To arrive at this state of true identification, one has to, as a first preliminary step, detach oneself from the phenomenal surface appearance which is like a crust that blinds our total vision to hidden areas of our nature. A calm equality, an unperturbed wideness, a constant goodwill for the best to happen in all, a genuine aspiration for the elimination of suffering in all forms, and a psychic self-identification which gives an unerring discrimination and intuitive understanding, these are some of the main conditions for this liberation and universalisation. Only in the measure that he can harmonise ‘his integral personality’, can he be useful for the integral healing of another’s nature.

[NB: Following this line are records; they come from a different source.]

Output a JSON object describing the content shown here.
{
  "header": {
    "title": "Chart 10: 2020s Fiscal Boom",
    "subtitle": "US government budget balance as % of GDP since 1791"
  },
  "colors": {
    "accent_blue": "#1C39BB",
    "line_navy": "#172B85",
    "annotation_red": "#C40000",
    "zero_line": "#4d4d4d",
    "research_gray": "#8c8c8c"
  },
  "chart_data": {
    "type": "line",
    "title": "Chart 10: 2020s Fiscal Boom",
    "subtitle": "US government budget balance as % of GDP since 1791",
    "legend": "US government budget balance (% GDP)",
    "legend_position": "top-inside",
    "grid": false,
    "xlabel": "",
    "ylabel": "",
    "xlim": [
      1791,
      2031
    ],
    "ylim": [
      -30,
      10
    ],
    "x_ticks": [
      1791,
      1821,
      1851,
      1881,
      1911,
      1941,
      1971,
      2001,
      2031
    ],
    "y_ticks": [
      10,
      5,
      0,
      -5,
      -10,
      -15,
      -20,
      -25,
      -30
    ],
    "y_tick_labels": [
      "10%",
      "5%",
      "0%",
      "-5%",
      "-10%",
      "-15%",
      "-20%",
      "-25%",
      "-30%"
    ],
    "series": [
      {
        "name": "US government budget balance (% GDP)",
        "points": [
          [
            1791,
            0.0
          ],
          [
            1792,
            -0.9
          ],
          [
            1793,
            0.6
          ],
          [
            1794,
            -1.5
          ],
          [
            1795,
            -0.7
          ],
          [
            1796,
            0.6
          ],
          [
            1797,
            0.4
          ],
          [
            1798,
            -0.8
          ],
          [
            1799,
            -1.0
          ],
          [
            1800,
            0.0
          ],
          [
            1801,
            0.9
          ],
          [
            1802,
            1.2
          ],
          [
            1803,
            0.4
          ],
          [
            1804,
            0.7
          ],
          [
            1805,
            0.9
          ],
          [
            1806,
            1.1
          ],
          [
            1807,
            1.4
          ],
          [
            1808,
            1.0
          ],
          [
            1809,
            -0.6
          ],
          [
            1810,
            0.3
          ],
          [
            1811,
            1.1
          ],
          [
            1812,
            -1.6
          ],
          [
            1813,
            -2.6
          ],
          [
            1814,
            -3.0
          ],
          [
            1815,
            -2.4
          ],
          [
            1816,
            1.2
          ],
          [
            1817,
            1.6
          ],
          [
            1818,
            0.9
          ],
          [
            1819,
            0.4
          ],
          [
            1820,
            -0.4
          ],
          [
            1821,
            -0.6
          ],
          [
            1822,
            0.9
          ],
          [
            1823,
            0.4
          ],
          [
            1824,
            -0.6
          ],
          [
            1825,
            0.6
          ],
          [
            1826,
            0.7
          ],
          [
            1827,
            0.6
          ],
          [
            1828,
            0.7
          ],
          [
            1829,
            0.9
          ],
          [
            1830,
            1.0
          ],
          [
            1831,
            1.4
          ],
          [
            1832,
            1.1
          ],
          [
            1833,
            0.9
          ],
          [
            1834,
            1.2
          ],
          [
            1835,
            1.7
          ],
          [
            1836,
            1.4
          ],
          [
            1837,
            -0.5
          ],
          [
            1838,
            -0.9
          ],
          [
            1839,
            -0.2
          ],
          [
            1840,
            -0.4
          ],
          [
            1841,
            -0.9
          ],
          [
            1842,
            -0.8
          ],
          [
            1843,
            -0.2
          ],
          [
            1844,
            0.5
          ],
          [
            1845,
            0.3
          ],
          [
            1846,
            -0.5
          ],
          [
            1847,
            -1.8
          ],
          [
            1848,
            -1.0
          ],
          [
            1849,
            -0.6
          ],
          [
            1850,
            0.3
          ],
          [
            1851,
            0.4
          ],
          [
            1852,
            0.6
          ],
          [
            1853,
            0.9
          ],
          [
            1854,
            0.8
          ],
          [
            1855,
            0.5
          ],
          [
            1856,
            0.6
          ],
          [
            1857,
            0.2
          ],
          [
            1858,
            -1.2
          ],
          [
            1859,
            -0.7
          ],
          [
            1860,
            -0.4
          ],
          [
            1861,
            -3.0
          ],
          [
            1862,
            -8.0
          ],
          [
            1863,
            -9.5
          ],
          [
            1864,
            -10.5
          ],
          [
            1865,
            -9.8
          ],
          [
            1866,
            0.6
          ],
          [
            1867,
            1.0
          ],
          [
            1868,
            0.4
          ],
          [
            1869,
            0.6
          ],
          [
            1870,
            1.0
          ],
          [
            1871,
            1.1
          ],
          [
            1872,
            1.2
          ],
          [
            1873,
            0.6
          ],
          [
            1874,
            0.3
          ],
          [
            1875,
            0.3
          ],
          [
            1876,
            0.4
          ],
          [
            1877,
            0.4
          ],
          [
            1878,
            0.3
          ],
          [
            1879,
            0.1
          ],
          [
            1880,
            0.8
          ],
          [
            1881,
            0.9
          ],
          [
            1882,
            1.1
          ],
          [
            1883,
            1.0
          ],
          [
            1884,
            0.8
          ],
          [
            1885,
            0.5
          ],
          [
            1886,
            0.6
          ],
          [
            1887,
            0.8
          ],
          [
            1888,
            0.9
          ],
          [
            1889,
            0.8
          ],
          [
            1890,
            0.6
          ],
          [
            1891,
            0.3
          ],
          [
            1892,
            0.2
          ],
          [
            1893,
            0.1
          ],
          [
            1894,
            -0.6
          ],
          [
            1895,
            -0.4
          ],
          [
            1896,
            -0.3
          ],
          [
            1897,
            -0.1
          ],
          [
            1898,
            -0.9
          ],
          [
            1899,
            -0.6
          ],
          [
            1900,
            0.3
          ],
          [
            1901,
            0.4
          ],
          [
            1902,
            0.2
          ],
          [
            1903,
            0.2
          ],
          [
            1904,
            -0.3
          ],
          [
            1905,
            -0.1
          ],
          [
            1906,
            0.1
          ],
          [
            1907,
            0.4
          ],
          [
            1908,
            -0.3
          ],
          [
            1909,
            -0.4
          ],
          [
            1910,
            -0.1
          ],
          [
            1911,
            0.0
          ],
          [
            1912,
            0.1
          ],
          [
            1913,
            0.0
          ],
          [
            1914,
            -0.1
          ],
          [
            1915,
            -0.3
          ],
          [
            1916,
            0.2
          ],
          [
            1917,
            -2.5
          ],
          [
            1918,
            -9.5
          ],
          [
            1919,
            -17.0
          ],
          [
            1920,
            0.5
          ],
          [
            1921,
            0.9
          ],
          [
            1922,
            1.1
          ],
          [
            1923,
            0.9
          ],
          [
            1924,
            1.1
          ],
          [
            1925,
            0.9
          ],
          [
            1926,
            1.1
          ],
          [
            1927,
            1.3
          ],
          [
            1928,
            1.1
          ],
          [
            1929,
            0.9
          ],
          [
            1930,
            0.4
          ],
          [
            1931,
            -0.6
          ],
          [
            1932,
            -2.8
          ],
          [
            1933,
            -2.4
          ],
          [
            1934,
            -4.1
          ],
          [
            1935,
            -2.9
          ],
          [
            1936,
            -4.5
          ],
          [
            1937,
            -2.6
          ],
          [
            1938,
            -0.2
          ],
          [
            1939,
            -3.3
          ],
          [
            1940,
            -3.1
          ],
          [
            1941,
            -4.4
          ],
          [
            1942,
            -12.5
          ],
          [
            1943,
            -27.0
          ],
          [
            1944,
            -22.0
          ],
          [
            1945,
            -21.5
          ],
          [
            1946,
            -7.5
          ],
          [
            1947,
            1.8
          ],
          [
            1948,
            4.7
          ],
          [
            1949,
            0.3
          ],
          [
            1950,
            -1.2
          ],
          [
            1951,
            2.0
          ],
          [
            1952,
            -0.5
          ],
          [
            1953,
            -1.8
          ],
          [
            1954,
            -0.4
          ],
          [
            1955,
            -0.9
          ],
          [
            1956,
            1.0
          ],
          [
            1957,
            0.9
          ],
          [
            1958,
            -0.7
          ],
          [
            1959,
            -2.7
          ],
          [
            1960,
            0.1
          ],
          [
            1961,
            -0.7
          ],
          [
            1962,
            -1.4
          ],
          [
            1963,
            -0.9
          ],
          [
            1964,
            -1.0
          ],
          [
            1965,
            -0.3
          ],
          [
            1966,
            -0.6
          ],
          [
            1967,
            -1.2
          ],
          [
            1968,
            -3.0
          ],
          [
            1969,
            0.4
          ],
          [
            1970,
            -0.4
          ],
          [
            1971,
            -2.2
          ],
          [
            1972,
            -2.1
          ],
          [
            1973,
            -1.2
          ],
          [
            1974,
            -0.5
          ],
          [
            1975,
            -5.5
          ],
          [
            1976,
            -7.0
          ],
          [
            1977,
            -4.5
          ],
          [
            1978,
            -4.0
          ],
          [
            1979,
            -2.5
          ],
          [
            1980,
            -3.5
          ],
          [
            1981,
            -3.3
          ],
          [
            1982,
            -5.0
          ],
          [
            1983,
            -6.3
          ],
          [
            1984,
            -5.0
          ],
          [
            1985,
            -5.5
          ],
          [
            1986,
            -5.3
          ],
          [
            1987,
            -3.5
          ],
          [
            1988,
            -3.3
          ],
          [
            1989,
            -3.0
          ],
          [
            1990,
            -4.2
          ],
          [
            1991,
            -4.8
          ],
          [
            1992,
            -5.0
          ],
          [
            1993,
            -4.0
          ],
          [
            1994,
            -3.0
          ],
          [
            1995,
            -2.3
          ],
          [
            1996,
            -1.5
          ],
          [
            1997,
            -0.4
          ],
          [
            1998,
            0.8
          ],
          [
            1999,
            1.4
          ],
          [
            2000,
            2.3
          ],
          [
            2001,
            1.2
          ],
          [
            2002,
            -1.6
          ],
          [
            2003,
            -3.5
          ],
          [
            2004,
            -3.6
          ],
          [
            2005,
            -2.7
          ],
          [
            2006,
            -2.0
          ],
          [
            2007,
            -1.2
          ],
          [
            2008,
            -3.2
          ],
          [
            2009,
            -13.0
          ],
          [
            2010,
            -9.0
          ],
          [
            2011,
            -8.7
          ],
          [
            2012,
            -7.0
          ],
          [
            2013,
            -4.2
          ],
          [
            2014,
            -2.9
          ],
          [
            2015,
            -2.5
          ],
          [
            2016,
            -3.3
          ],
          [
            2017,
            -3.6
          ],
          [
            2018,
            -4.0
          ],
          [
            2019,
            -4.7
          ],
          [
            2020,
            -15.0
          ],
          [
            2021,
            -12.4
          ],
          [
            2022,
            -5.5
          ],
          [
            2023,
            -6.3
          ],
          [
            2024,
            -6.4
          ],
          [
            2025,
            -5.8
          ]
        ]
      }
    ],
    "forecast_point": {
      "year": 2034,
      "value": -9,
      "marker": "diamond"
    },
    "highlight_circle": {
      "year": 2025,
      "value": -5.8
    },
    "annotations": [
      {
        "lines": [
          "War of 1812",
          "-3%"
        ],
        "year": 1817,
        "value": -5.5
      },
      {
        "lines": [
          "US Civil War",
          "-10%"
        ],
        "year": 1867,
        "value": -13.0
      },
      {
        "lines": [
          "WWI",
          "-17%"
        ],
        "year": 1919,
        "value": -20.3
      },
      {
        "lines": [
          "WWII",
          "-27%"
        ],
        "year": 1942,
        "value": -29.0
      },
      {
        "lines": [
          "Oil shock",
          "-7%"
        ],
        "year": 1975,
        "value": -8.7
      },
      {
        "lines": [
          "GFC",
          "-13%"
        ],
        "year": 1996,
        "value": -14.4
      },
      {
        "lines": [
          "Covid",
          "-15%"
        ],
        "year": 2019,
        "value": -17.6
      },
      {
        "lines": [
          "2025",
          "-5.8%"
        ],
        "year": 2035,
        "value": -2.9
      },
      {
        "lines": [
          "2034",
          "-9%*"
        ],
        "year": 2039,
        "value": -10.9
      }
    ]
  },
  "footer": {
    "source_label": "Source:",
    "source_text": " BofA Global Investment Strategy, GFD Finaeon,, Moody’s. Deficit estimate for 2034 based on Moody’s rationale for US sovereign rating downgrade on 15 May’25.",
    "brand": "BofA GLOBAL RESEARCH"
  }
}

So, each ‘illness’ serves as an occasion for the growth of both participants. It is an occasion for the change in everything that is still dark, tortuous, unconscious and ignorant in us towards light and awareness, strength and simplicity and harmony. It provides a basis to straighten out the crooked and twisted elements, to open all the knots that limit and incapacitate us. Of course this can happen not only through illness, but through life itself. We must not forget that symptoms are only an outer manifestation or unmasking of a deeper malady. The possibility and source of suffering is hidden and latent in all humanity and waits for its hour. It can spring a surprise on anyone at any time. It may even be that the illness serves as a catharsis from an imbalance in one’s inner life. A physician who opens more and more to the inner life becomes acutely aware of the fact that things are not what they seem, and that appearances (even of health) can be very deceptive. It may even become difficult for the physician at times to draw a line to clearly mentally demarcate his field of work. For as his field of experience grows, the field of work increases too. The strict regulations imposed by commercial motives and legal formalities become difficult to apply and hold a bar to the expanding inner consciousness. All that enters the widening horizon has to be illumined and made conscious. All that pours in from the sea of universal forces has to be observed, patiently worked upon, sometimes again and again, until it is transmuted and set right. The frontal appearances and distinctions become less important, only necessary for the relational aspect of the play and clash of forces. But they can no longer limit the work which indeed has to carry on round the clock.

This challenge content, the ceaseless work upon suffering matter is the sacred task entrusted to the physician, who aspires for the elimination of suffering (which is falsehood) in all forms. Courage and faith as a warrior of Truth, knowledge and illumination as a disciple of Truth and service and love for the Supreme healer of all, the Master-physician, all these comprise the inner make-up of a physician. Above all, he needs a love and will that is unflinching and patiently persevering, happy to labour even in the darkest hell of the human state which gives him the inner capacity to rise to the heights of his own nature. For only he who has scaled the peaks of glory and bathed in their splendour can enter into the abyss to release the light and delight concealed in the dumb, dark depths of suffering and struggling earth.